Wednesday, 24 November 2010

What War? I'm Going On A Pasalubong Shopping!

I was quietly sipping my Cafe Mocha from the Starbucks closest to my office when the news broke out. Bang! Bang!

What?! The northern neighbors are at it again?!

Late yesterday afternoon, the hapless people at that northern island of Yeongpyeong, near the border between the two Koreas, were surprised and shocked at the artillery fire from the North that landed on their town, destroying their homes and setting their livelihood on fire. It wasn't only the sleepy island that got awakened, it was the whole news world! And as I expected, it was only minutes till news about the incident would reach home.

And I was right!

And up until the early evening, when I was doing my grocery, text messages were still coming in from friends and family from home asking how I was as they thought there was a real threat of war here in Seoul. They must have thought I was on foot fleeing and frantically running away from the artillery fire!

Not wanting them to worry, I told them I was actually at the supermarket shopping, and was at the aisle between the shelves carrying cereals and infant powdered milk. Ha-ha-ha!

And that sort of appeased their worries, especially for my mom, who, after knowing I was okay and learning I was just shopping, threw in a few more messages about what she wants me to get for her as 'pasalubong' (presents in English).

So, instead of worrying about the escalation of tension, I was rather worried about my pasalubong list, which becomes longer and longer as my flight back home draws near.

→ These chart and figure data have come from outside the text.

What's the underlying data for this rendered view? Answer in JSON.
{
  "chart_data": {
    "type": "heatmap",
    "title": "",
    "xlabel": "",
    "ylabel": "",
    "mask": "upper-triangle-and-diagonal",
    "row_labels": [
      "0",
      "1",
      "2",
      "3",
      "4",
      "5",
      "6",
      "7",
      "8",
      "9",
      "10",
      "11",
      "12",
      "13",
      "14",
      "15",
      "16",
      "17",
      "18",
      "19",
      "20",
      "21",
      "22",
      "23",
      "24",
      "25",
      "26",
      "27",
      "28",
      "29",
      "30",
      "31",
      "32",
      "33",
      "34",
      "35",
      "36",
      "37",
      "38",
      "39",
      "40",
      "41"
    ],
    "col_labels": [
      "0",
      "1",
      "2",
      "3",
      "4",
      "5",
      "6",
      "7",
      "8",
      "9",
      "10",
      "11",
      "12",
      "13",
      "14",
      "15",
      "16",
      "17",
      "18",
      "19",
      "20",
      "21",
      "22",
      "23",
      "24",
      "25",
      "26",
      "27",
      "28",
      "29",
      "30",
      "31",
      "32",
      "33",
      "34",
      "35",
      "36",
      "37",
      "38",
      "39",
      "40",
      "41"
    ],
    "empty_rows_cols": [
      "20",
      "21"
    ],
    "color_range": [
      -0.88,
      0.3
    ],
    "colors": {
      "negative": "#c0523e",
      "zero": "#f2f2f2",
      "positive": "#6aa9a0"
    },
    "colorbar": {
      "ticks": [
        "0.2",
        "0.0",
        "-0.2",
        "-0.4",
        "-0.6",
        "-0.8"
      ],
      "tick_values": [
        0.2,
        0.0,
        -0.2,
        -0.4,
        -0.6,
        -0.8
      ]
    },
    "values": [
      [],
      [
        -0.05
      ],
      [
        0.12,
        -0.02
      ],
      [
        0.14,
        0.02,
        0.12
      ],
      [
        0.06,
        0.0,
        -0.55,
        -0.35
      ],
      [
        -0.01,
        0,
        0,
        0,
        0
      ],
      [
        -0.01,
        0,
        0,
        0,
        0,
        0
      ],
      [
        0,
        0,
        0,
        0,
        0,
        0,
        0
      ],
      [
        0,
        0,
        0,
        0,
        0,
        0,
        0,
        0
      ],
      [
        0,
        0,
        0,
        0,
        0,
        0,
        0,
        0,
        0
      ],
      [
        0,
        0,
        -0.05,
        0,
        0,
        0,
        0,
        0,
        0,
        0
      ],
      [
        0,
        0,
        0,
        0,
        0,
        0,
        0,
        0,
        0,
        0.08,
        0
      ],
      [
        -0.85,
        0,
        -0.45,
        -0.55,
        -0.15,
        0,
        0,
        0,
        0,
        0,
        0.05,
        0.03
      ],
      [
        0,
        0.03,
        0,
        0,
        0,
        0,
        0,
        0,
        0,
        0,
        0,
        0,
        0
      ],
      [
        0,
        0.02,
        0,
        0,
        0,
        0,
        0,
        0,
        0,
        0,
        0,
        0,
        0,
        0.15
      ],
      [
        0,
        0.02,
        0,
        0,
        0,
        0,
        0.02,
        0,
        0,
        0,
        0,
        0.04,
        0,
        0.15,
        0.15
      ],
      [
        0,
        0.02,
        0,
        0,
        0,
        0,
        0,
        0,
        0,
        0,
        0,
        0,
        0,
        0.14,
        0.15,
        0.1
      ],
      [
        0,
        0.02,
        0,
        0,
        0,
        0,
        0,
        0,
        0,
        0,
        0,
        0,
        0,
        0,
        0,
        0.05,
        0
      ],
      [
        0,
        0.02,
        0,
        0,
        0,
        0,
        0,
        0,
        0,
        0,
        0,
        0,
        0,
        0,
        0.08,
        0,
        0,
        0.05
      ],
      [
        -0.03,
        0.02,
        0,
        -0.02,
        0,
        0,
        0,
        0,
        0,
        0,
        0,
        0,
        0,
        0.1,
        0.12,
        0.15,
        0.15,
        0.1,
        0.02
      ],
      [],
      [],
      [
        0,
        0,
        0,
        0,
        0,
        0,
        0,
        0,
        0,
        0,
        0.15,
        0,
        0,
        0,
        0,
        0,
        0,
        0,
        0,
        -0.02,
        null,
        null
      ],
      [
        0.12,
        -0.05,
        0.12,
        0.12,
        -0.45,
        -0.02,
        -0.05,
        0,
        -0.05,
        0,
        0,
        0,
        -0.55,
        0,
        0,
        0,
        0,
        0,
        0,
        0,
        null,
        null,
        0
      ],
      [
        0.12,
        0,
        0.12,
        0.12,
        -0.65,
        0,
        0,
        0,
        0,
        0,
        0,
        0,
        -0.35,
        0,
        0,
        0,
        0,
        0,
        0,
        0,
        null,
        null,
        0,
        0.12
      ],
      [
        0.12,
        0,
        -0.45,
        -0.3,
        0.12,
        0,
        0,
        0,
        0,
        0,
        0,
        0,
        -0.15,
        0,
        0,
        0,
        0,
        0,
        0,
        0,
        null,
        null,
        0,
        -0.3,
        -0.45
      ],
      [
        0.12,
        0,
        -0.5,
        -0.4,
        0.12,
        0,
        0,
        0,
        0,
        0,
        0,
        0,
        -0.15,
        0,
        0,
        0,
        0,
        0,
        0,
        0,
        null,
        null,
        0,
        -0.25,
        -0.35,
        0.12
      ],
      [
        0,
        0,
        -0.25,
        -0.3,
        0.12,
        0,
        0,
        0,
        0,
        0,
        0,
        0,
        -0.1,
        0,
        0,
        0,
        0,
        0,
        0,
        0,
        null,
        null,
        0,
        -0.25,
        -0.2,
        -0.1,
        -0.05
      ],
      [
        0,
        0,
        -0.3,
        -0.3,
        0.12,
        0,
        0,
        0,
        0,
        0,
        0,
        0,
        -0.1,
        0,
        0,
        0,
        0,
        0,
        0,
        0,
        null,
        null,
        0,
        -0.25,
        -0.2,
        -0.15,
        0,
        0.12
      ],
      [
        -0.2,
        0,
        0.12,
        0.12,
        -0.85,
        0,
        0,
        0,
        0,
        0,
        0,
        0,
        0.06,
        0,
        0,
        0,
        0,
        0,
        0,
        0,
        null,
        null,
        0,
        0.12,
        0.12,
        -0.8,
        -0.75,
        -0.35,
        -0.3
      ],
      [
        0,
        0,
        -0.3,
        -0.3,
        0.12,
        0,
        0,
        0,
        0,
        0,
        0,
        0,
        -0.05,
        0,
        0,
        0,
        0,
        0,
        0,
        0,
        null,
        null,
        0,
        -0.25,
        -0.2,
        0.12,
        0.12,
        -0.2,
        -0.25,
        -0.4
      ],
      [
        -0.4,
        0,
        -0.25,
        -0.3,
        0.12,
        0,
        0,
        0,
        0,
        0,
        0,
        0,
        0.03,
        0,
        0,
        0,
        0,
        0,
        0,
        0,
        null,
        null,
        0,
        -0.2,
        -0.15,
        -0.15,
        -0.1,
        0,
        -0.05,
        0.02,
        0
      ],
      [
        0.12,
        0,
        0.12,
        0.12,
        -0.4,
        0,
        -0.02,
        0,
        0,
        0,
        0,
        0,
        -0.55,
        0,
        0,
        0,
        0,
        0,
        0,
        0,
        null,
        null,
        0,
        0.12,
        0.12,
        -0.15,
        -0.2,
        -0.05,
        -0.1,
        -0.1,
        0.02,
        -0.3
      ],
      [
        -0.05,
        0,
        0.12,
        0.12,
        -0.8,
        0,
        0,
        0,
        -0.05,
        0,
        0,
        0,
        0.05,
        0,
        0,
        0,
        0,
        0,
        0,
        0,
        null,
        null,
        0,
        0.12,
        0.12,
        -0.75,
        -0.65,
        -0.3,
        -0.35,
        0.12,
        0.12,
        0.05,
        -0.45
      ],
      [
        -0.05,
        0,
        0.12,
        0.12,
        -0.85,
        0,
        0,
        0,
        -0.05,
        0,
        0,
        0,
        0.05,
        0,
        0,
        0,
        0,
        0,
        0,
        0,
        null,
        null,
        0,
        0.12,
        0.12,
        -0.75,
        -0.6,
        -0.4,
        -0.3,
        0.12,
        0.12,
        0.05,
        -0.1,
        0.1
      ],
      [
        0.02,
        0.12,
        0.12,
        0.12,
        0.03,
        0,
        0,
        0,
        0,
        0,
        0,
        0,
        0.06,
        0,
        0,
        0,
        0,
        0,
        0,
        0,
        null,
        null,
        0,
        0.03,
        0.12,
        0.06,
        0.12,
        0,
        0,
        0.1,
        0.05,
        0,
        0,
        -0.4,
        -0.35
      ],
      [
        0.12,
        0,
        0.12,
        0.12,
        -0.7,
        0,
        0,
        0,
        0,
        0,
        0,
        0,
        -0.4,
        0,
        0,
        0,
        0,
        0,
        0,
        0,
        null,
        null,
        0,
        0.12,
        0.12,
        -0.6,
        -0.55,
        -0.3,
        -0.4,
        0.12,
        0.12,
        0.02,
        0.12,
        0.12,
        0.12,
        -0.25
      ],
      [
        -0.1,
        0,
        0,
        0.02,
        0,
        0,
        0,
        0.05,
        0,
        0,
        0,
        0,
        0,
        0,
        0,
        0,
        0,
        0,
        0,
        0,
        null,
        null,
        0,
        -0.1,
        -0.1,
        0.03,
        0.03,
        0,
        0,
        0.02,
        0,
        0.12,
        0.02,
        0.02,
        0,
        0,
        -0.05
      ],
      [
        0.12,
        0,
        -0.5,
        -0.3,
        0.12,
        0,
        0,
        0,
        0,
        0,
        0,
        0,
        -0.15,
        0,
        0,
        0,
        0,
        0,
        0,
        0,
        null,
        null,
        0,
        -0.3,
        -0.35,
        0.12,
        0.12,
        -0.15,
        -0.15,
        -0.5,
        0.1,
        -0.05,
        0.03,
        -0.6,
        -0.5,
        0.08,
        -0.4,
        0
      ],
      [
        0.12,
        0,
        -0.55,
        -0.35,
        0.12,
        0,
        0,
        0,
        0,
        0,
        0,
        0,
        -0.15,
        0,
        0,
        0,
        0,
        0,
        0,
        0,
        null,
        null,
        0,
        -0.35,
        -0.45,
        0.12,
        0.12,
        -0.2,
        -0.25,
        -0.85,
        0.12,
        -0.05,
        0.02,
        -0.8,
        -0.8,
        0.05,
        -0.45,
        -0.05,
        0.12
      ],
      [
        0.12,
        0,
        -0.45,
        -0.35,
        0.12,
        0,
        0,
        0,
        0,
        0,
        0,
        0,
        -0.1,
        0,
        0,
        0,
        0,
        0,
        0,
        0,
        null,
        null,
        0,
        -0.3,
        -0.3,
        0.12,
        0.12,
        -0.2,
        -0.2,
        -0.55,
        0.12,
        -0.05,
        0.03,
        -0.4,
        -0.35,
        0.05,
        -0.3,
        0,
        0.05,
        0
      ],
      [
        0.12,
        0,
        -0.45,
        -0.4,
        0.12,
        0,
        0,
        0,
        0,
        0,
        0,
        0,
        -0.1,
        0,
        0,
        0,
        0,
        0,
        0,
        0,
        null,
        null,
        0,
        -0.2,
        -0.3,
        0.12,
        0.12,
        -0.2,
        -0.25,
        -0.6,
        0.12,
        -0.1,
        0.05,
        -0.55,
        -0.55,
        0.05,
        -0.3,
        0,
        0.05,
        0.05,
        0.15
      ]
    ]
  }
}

And today at lunch break, the day after the exchange of artillery fire at the northern part of South Korea, I hurried off to the duty-free shop in Myeongdong, where I saw Seoulites and tourists get on with their hectic lives (and their shopping), oblivious to the big news of yesterday.

I guess life still goes on in Seoul even with the bad news. The City has been through worst of times before, and that exchange of artillery fire would make the afternoon news, but not change the menu for dinner.

For me? It just changed my 'pasalubong' list.

So, what war? I'm going on a 'pasalubong' shopping!


  1. Hi. We are visiting Seoul come winter. Can we buy a bulk of items from a supermarket and have them in a cardboard box? I'd like to bring home a good supply of banana milk, kim and ramyeon. Would there be any problems with the customs if we do this?

  2. I don't think you'll have a problem bringing them out of Korea, but just be aware how much value you're allowed by your home country's customs when you arrive home.